L’industrialisation et les nombreuses injustices de l’époque avaient créé un terreau fertile à la propagation du communisme.
Suivant la révolution d’octobre, cette propagation s’est accélérée. De nombreux pays embrassèrent le messianisme marxiste jusqu’à ce qu’il prenne une allure impériale (U.R.S.S., Espagne, Chine, Cambodge, Viet Nam, Corée du Nord, Cuba, Angola, etc.). Penser que le Québec aurait été providentiellement immunisé contre ce virus idéologique ne m’apparaît pas évident.
Dire à postériori que le Canada incluant le Québec fut « un pays où les communistes n’ont jamais été prophètes » (p. 17) ne suffit pas à démontrer que la menace n’était pas réelle. Que le communisme n’ait jamais pu prendre racine ne démontre pas qu’aucune tentative n’ait jamais eu lieu pour l’y implanter.
Enfin, il ne m’apparait pas exagéré de penser que la cause de cette inefficacité de la propagation rouge a justement découlé de cet acharnement catholique contre l’internationale socialiste.
Alors que dans certains pays, comme la France, de nombreux intellectuels se laissaient prendre de sympathie par la propagande de dictateurs sociopathes, le Québec, lui, faisait œuvre critique en suivant les principes chrétiens de dignité humaine, de justice et de liberté. Ainsi, grâce à la fermeté doctrinale du clergé, le Québec est sorti indemne des accusations de Soljenitsyne contre une certaine intelligentsia européenne :
Jamais il n’y a eu chez nous de prisons vides. Tandis que vous preniez votre plaisir à percer les inoffensifs secrets du noyau atomique, à étudier l’influence de Heidegger sur Sartre ou à collectionner des reproductions de Picasso […], sans cesse les fourgons cellulaires sillonnaient les rues, sans cesse les agents de la Sécurité frappaient et sonnaient aux portes. (L’Archipel du Goulag, p. 100)
Vers de nouveaux horizons
Alors que la COVID-19 nous contraint à nous enfermer chacun chez soi, les vertus de la « quarantaine » (p. 192) nous semblent de plus en plus évidentes. Or, comment ne pas voir une analogie avec la propagation extrêmement rapide du communisme au XXe siècle ? Plusieurs problèmes rendant attirant le communisme, comme la pauvreté et les souffrances causées par les excès du capitalisme, se faisaient sentir ici aussi.

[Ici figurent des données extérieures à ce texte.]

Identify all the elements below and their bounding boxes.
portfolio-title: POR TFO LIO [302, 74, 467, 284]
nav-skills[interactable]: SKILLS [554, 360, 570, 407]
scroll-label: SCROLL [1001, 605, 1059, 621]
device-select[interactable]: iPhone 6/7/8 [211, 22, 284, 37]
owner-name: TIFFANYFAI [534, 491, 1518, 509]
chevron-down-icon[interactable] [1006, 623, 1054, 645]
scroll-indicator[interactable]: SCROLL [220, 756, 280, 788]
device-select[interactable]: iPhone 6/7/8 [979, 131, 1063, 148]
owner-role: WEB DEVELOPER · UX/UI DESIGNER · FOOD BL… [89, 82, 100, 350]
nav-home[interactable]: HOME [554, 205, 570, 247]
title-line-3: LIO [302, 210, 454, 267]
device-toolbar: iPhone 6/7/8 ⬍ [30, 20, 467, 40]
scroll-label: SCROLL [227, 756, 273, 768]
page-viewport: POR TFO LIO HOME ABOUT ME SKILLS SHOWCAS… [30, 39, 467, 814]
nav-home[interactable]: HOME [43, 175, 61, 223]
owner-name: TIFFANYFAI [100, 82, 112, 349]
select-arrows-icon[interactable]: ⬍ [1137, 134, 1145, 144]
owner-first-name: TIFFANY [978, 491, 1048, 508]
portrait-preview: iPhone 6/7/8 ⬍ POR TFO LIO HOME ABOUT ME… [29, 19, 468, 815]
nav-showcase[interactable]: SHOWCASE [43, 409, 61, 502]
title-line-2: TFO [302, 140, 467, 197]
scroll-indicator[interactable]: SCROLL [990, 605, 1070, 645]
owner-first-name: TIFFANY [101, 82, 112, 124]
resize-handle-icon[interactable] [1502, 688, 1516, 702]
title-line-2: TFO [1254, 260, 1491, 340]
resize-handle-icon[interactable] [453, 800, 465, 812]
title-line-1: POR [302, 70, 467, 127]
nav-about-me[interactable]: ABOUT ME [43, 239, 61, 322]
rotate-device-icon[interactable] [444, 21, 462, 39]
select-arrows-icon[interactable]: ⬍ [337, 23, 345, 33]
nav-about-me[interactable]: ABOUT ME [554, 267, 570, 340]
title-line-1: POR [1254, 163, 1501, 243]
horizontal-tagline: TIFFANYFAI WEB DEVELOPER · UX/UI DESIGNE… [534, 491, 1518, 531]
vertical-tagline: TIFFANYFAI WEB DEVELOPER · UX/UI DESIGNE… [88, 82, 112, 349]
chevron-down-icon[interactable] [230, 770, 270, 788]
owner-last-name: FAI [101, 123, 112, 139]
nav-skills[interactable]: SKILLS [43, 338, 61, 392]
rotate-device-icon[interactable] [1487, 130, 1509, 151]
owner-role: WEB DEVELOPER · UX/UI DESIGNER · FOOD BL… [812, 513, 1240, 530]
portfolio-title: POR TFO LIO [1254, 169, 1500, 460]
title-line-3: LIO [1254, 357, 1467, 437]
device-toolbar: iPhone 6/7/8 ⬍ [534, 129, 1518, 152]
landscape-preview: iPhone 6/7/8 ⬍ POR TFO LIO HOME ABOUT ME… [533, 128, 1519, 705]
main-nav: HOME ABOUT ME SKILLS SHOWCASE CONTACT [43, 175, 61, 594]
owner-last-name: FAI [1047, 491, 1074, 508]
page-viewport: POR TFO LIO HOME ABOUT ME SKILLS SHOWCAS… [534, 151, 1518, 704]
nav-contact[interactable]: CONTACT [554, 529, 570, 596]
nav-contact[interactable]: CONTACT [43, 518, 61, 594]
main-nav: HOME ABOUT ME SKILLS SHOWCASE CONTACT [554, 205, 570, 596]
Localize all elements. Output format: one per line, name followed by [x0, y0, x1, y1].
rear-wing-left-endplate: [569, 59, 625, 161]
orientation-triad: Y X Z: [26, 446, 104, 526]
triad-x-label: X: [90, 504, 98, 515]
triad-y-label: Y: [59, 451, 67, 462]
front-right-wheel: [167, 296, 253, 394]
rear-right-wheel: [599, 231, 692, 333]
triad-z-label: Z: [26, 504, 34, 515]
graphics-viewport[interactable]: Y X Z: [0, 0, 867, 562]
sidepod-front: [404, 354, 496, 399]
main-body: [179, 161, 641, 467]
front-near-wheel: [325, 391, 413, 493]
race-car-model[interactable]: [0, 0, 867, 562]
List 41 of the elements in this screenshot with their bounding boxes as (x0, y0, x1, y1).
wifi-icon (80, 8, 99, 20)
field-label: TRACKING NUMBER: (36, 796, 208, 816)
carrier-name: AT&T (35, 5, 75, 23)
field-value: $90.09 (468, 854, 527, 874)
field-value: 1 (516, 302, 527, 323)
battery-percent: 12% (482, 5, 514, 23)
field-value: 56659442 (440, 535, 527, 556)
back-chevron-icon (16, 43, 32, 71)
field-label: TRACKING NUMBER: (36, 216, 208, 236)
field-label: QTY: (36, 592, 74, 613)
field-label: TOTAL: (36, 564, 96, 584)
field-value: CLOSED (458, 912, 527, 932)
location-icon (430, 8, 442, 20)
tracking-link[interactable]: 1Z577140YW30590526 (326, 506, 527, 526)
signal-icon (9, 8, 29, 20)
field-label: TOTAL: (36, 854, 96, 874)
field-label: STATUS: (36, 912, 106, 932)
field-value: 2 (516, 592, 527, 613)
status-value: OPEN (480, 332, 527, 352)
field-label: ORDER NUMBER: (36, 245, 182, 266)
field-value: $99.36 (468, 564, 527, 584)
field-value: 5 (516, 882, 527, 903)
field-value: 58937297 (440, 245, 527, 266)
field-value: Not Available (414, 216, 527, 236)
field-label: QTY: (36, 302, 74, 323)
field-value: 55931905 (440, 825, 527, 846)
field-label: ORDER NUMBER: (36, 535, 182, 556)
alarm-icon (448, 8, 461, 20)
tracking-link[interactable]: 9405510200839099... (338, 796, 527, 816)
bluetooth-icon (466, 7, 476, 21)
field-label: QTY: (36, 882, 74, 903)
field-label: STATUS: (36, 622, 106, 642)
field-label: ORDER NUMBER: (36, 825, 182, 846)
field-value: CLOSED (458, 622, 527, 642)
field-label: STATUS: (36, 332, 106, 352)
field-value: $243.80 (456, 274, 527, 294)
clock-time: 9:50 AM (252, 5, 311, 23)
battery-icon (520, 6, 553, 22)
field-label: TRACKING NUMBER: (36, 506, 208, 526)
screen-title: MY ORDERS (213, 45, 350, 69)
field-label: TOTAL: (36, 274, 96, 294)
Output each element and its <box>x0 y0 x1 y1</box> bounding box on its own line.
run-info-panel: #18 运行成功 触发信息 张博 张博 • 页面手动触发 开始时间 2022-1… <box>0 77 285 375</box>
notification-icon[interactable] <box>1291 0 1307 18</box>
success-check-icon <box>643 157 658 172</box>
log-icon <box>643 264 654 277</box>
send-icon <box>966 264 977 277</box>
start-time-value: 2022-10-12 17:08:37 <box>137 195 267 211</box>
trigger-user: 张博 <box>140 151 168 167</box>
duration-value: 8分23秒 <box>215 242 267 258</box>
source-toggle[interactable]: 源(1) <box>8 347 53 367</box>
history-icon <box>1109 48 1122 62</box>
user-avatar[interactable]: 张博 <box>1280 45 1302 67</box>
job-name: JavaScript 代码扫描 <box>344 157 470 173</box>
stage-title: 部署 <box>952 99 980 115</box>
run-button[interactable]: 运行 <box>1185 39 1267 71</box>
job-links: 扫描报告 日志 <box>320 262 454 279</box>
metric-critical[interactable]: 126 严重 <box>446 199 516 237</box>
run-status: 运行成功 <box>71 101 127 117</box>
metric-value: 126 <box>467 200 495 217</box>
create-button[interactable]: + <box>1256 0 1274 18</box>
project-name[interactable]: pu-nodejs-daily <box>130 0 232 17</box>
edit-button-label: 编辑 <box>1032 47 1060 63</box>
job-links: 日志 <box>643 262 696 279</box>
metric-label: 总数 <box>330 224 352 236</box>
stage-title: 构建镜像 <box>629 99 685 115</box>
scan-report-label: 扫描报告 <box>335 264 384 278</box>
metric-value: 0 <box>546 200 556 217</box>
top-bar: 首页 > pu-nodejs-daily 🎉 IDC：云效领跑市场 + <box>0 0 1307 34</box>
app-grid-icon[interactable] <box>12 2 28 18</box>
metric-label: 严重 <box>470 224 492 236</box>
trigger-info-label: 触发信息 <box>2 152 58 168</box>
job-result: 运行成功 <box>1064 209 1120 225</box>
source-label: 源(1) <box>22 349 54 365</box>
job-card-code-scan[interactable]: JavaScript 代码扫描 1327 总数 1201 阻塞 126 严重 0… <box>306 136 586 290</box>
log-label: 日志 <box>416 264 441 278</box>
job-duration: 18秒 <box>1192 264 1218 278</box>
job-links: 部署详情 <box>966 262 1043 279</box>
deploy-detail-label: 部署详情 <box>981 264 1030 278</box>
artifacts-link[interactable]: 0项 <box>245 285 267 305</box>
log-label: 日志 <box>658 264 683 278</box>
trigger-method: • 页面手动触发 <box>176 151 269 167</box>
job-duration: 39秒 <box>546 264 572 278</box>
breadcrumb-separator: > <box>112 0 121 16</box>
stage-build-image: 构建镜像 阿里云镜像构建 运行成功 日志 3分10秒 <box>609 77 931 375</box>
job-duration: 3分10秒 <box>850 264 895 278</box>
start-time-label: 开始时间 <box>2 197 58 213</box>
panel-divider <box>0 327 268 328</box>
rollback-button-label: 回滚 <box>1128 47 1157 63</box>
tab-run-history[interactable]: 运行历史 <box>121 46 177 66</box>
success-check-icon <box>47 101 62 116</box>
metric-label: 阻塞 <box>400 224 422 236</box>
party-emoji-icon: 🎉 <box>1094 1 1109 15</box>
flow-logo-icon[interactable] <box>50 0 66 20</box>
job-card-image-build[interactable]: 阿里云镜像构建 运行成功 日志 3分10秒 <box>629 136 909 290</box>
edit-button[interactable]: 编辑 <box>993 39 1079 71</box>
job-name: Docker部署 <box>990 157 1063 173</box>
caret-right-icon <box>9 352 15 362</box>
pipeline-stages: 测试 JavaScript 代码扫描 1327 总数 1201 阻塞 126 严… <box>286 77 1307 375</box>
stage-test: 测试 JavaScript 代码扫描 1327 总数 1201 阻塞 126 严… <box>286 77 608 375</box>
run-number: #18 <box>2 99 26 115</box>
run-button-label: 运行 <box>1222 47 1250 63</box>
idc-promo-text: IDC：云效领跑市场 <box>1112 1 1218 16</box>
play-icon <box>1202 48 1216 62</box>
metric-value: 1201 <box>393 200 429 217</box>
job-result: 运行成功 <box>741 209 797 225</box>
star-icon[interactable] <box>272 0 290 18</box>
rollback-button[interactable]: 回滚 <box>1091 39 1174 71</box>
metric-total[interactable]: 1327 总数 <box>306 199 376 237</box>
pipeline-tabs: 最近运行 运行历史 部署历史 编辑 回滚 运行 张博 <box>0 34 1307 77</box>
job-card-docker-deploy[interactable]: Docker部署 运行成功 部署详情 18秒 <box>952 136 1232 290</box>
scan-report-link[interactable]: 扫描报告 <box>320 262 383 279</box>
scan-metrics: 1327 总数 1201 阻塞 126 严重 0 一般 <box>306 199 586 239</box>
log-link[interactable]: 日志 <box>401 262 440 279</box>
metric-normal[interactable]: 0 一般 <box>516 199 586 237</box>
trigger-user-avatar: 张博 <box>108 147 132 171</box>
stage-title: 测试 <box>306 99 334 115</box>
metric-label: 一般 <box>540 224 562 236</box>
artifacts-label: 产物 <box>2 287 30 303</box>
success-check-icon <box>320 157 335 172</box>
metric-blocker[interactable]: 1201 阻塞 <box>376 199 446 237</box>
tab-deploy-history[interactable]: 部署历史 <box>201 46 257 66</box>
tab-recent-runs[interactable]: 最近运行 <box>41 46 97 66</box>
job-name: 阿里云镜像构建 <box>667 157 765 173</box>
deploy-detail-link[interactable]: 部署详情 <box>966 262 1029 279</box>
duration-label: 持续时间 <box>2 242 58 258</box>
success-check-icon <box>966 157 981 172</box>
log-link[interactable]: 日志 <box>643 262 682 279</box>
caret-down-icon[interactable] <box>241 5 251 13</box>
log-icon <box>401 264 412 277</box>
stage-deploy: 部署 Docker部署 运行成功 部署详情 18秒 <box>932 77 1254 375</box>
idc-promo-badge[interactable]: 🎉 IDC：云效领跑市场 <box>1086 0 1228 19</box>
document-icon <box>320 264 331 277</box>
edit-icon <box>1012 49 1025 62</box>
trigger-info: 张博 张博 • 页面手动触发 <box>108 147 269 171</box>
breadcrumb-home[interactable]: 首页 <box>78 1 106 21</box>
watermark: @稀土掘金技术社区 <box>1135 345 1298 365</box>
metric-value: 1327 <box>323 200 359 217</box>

De plus, le livre montre bien, par des exemples concrets, que des tentatives d’infiltration ont bel et bien eu lieu. Est-il si alarmiste de penser que sans les actions concertées des autorités de l’époque, la dictature du prolétariat aurait trouvé au Québec une terre fertile ? Il me semble que non. Après tout, un nombre important d’intellectuels des années 50 aux années 70 ont épousé le marxisme.
La Peur Rouge est un livre très intéressant et j’en suggère ardemment la lecture. Si « l’anticommunisme constitue une clé qui permet de comprendre le Québec pendant trois décennies » (p. 14), il s’agit aussi de la clé qui rend ses lettres de noblesse aux élites d’un peuple fidèle à la supériorité de l’humain sur l’économie. La clé culturelle qui permet aujourd’hui de comprendre pourquoi François Legault et les Québécois encore culturellement « catholiques » ont pu agir ici et maintenant pour se protéger de la propagation de la COVID-19 et éviter la mort de milliers de personnes.